I’m writing a book for Laurence King Publishing right now called 200 Words to Help You Talk About Gender & Sexuality. It contains definitions of 200 words, ranging from “heterosexual” to “demigirl” to “polyamory” and beyond. Although the finished manuscript’s word count will total only 20,000 (100 words for each of the 200 definitions therein), it has proven to be an absurdly huge undertaking. How do you define concepts that make up people’s identities, communities, worldviews? How do you describe, in universalizable and comprehensible terms, what makes someone [insert marginalized identity here]?
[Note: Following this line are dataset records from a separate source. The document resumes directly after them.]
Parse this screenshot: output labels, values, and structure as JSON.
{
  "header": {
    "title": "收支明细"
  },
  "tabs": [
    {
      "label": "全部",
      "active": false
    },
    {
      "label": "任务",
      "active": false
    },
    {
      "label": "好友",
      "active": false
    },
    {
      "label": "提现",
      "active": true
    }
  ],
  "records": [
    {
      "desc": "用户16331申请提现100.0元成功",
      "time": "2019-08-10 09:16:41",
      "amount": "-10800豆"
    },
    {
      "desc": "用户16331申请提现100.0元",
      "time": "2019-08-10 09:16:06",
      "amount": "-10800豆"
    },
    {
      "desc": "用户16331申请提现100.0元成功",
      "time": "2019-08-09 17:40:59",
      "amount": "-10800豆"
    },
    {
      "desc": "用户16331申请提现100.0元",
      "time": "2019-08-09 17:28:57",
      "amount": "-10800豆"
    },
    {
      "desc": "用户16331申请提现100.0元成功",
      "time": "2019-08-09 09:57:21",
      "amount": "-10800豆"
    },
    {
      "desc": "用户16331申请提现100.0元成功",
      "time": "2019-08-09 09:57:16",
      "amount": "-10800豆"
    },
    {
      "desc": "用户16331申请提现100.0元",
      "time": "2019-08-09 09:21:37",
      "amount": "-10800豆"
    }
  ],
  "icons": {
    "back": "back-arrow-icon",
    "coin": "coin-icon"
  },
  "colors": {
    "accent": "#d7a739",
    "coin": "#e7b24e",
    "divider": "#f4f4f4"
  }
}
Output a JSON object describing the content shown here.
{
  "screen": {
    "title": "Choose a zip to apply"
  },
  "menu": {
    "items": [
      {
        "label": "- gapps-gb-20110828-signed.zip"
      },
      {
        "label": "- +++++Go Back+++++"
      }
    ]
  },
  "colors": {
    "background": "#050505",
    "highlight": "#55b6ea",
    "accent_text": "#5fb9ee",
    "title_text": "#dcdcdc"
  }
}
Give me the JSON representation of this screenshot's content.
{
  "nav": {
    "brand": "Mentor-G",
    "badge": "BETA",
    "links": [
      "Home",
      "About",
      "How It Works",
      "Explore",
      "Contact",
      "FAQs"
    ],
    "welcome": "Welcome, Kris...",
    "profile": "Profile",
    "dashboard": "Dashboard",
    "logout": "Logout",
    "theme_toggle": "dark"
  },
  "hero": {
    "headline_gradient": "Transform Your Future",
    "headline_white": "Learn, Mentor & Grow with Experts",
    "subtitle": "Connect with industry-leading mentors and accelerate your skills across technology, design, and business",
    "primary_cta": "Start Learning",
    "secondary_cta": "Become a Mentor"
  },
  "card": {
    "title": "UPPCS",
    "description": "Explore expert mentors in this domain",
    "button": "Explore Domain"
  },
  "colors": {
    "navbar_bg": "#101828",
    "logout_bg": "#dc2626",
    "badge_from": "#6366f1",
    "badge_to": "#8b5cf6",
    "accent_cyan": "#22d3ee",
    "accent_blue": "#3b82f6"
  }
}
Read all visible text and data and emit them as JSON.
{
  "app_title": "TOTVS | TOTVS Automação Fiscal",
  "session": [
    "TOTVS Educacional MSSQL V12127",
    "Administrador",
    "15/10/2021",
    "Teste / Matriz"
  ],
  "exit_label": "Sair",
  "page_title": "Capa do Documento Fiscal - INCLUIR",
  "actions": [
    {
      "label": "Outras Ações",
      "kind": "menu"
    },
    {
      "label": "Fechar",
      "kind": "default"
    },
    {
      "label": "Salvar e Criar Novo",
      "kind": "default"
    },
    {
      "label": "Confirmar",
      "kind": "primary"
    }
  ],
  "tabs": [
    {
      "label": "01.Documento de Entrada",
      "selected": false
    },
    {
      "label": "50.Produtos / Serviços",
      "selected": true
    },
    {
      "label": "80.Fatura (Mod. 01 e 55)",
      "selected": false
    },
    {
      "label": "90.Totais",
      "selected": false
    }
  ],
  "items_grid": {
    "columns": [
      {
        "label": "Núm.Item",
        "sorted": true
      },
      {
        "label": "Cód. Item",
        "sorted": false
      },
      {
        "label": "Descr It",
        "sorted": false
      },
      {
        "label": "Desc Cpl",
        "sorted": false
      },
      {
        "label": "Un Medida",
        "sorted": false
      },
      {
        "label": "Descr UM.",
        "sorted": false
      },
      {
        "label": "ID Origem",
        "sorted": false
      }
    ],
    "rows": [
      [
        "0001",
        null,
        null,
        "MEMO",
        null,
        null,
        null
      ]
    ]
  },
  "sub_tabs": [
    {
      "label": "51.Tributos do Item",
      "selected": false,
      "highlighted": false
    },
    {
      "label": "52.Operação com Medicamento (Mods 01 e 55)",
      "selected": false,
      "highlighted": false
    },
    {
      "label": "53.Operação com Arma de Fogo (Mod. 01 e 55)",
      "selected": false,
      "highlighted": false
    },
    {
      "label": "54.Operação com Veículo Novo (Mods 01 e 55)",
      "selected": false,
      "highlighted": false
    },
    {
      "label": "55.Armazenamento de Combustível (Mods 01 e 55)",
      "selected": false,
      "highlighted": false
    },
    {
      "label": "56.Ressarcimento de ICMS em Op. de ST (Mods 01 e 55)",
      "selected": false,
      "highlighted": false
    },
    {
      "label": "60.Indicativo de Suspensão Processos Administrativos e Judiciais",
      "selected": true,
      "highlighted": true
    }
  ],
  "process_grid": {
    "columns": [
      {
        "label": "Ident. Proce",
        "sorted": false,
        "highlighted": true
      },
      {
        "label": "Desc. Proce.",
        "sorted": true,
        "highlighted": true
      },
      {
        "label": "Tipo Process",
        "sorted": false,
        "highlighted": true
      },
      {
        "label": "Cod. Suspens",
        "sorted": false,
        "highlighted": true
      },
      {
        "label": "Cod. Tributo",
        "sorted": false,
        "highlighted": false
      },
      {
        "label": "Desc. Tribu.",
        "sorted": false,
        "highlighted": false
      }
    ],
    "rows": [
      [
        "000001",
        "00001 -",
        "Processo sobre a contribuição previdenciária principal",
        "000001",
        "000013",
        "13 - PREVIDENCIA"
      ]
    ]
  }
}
The answer to these questions, mainly, is research. When writing about an identity I don’t hold myself, or a phenomenon I haven’t experienced firsthand, I’ve been diving into the scientific studies and personal essays and intimate blog posts where people discuss the ideas I am defining. I’ve been looking for key themes, motifs that arise again and again, and then condensing them into one small paragraph. It is not easy to do. It is weighty work, and I am taking it very seriously. My spouse Matt, who is queer and nonbinary, reads through my new chapters at the end of every work day and critiques the most minute of word choices, suggests additions or subtractions, offers alternate perspectives and resources to seek out. I make diligent notes, dive back into my research, and write some more.
There have been some days lately when I’ve intentionally chosen words I think will be easy to define, words with fairly straightforward definitions, like “gay” or “tucking” or “virgin.” It turns out that even writing these seemingly basic definitions is not as simple as it seems, especially since I’m trying to include a bit about the history of each word in its definition and, in many cases, an acknowledgment of the ways each term or concept has been critiqued or rejected by certain populations.
But there are also days when I think, “Hey, I have some spare mental energy today. Let’s do a hard one.” Yesterday was one such day. Yesterday I decided to try to define the word “gender.”